DIGITAL LIBRARY
| JUDUL | : | PENGARUH MEDIA BONEKA BAUDU DALAM MENINGKATKAN KEMAMPUAN BERWUDHU PADA ANAK TUNAGRAHITA RINGAN KELAS VII SMPLB PELAIHARI | |
| PENGARANG | : | SUGIANOR | |
| PENERBIT | : | UNIVERSITAS LAMBUNG MANGKURAT | |
| TANGGAL | : | 2018-02-20 |
Anak tunagrahita ringan kelas VII SMPLB pelaihari tidak mampu
melaksanakan wudhu dengan tertib, ketidak tertib tersebut seperti (1) ketingalan
membasuh dari anggota wudhu (2) tidak tersusun anggota wudhu yang dibasuh
sesuai dengan tuntunan wudhu (3) tidak sampainya mengalirkan air ke anggota
wudu yang sudah ditentukan. Ketidak tertiban tata cara berwudhu dapat diatasi
dengan pengunaan media boneka baudu dalam pembelajaran praktik berwudhu.
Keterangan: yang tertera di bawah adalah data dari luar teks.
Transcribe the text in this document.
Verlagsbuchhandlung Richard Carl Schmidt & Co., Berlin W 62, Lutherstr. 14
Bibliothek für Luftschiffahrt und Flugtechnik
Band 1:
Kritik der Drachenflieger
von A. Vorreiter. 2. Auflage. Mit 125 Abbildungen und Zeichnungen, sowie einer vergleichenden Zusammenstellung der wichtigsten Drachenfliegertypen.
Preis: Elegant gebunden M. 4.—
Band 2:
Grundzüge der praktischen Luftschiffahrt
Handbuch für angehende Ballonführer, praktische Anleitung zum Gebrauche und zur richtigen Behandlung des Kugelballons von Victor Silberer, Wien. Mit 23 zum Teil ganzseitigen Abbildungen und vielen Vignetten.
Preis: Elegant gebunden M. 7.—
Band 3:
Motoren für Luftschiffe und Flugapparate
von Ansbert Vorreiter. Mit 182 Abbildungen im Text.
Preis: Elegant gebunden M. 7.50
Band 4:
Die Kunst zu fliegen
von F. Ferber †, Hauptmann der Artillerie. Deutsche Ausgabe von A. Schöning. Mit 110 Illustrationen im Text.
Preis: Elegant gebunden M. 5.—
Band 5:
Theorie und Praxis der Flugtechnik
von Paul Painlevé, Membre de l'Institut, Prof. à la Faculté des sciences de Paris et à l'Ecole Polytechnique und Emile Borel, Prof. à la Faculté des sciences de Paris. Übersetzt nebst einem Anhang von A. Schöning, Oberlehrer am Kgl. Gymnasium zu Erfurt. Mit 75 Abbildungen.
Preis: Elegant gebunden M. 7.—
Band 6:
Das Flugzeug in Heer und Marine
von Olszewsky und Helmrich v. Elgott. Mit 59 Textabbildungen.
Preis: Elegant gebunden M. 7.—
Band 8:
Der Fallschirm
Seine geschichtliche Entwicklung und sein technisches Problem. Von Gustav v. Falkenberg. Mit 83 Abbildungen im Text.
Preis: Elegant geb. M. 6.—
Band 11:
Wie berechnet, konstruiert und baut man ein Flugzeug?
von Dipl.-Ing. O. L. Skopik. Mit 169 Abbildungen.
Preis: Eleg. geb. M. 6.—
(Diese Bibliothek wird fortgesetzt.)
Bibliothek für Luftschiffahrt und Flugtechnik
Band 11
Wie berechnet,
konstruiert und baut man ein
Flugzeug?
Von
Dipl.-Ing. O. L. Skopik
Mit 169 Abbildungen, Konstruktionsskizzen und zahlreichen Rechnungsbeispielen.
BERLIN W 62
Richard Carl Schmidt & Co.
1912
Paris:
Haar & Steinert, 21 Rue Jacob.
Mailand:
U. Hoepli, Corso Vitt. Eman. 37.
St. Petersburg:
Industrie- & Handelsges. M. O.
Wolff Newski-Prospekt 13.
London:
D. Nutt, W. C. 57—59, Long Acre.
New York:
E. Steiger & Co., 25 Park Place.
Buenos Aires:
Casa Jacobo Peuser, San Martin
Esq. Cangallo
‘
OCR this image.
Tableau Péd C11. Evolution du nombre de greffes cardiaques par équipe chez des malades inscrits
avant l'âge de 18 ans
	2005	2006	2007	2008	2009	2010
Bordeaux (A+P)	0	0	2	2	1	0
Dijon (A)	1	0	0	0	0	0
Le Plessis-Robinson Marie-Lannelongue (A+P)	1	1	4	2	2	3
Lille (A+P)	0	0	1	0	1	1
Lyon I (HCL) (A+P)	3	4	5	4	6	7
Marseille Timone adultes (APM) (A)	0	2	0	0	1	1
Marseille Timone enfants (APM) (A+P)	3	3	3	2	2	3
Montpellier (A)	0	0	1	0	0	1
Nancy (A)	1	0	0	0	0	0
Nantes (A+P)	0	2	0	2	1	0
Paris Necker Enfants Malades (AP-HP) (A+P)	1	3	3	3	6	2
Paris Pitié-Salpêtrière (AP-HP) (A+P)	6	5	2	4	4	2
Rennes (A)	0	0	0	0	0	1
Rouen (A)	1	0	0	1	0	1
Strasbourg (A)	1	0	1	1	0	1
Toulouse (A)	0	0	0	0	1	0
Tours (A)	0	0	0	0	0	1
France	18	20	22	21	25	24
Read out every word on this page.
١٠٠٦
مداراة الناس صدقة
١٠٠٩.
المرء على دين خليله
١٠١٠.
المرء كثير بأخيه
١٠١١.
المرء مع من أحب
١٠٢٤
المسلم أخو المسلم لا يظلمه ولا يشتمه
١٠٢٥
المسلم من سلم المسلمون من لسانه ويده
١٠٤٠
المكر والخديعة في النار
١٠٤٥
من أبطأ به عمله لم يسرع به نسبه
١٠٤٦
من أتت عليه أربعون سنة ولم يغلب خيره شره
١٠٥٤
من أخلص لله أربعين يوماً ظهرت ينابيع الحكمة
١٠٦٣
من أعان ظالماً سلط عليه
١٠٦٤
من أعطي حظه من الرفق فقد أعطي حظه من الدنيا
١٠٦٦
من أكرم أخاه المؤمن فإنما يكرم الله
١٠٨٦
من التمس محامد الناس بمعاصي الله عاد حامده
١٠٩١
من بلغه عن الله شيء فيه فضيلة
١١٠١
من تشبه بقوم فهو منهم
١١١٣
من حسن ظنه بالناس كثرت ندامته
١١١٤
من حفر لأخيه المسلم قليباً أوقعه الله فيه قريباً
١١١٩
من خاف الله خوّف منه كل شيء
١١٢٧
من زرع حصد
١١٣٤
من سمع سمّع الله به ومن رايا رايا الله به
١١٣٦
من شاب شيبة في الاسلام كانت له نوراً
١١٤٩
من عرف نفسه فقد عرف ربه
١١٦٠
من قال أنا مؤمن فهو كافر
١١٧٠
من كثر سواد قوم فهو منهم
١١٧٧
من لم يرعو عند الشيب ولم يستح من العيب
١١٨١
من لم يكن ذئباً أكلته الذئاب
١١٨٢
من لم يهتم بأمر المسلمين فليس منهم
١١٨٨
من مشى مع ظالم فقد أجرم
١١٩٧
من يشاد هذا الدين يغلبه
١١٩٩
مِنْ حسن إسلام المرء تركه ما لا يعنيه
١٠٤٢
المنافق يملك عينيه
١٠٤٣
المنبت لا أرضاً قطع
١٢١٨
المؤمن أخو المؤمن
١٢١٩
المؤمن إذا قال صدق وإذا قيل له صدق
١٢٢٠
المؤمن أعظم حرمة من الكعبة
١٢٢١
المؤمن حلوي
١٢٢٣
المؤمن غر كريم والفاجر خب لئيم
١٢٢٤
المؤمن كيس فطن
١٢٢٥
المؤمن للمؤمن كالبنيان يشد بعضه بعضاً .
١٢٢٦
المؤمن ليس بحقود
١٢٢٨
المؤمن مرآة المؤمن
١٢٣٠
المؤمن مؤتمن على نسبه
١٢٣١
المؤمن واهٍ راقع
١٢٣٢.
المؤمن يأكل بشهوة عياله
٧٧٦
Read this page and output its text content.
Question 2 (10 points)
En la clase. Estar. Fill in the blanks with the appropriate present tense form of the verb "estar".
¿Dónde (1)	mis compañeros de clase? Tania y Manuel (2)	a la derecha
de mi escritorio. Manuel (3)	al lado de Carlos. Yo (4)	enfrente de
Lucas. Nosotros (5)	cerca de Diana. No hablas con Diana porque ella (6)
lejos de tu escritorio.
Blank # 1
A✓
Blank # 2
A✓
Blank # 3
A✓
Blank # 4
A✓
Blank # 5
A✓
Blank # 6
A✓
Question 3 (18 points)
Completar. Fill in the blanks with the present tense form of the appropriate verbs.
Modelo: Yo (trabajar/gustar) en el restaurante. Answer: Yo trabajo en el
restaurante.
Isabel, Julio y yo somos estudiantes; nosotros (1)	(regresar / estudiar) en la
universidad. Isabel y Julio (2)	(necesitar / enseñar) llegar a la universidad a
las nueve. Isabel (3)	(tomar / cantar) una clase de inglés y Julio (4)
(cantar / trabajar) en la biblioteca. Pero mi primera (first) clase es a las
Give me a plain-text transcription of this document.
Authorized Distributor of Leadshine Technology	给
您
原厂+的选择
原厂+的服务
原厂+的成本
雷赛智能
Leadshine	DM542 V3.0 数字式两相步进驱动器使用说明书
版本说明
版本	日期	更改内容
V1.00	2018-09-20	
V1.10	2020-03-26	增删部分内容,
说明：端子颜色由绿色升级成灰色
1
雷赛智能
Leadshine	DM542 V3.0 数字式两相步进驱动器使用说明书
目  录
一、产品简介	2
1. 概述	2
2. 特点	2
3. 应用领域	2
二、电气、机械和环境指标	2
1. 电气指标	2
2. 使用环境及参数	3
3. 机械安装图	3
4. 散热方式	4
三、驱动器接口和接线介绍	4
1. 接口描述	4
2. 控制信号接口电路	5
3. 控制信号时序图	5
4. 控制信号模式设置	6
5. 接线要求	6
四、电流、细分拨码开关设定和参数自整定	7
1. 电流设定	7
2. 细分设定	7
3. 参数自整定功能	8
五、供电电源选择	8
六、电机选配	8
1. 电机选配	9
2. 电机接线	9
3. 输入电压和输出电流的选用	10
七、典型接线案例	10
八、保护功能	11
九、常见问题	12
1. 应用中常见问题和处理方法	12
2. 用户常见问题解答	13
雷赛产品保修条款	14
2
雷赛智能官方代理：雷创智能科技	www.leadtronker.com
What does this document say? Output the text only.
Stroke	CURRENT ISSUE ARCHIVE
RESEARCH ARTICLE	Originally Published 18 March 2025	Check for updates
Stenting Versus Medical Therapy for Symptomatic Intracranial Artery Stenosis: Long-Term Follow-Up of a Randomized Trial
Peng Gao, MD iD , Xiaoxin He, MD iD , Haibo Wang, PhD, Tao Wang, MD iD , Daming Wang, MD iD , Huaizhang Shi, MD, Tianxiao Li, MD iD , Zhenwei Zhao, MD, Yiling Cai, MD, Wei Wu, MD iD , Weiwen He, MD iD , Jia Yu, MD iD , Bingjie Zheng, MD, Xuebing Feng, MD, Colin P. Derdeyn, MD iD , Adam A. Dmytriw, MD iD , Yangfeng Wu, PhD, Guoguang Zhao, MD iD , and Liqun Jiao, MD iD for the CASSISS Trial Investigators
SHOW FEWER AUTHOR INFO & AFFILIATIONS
Rumusan masalah dalam penelitian ini adalah adakah pengaruh media boneka
baudu dalam meningkatkan kemampuan berwudhu anak tunagrahita ringan.
Penelitian ini bertujuan untuk mengetahui pengaruh media boneka baudu dalam
meningkatkan kemampuan berwudhu pada anak tungrahita ringan.
Pendekatan penelitian yang digunakan adalah Pendekatan kuantitatif dan
metode penelitian pra-eksprement dengan jenis one group pretest-post tes. Teknik
pengumpulan data dalam penelitian ini adalah tes perbuatan (praktik) data hasil
penelitian dianalisis dengan mengunakan statistik deskriptif dalam bentuk
persentasi kemudian disajikan dalam bentuk diagram batang. untuk mengetahui
pengaruh media boneka baudu dalam meningkatkan kemampuan berwudhu
mengunakan rumu rata-rata atau mean data tunggal.
Skor Pre test kemampuan berwudhu anak tunagrahita ringan kelas VII
SMPLB Pelaihari sebelum diberikan treatment dengan media boneka baudu,
subyek Abdul gani rahman nilai 40, Dika candra jaya 60, Edu berliyawan 50 dan
Rosmila 40 sedangkan kriteria ketuntasan yang diterapkan sekolah 100, ke empat
anak tersebut termasuk dalam kategori tidak tuntas. Skor post tes kemampuan
berwudhu anak tunagrahita ringan kelas VII SMPLB Pelaihai setelah diberikan
treatmen dengan media boneka baudu, Abdul gani rahman pada tes awal
mendapatkan nilai 100, dika candra jaya 100, edu berliyawan 100 dan Rosmila
100. Dari hasil skor post tes semua anak termasuk kategori tuntas dengan niali
rata-rata atau mean 100. Beberapa rekomendasi yang penulis sampaikan, antara
lain:1) Guru dalam melaksanakan proses pembelajaran hendaknya melakukan
perencanaan tentang kebutuhan media yang efektif, sesuai sesuai dengan
kebutuhan dan karakteristik anak 2) bagi peneliti selanjutnya diharapkan dapat
menindaklanjuti hasil penelitian ini dengan mengkaji lebih dalam lagi tentang
media boneka baudu.
Kata Kunci: Anak Tunagrahita Ringan, Boneka Baudu, Kemampuan berwudhu.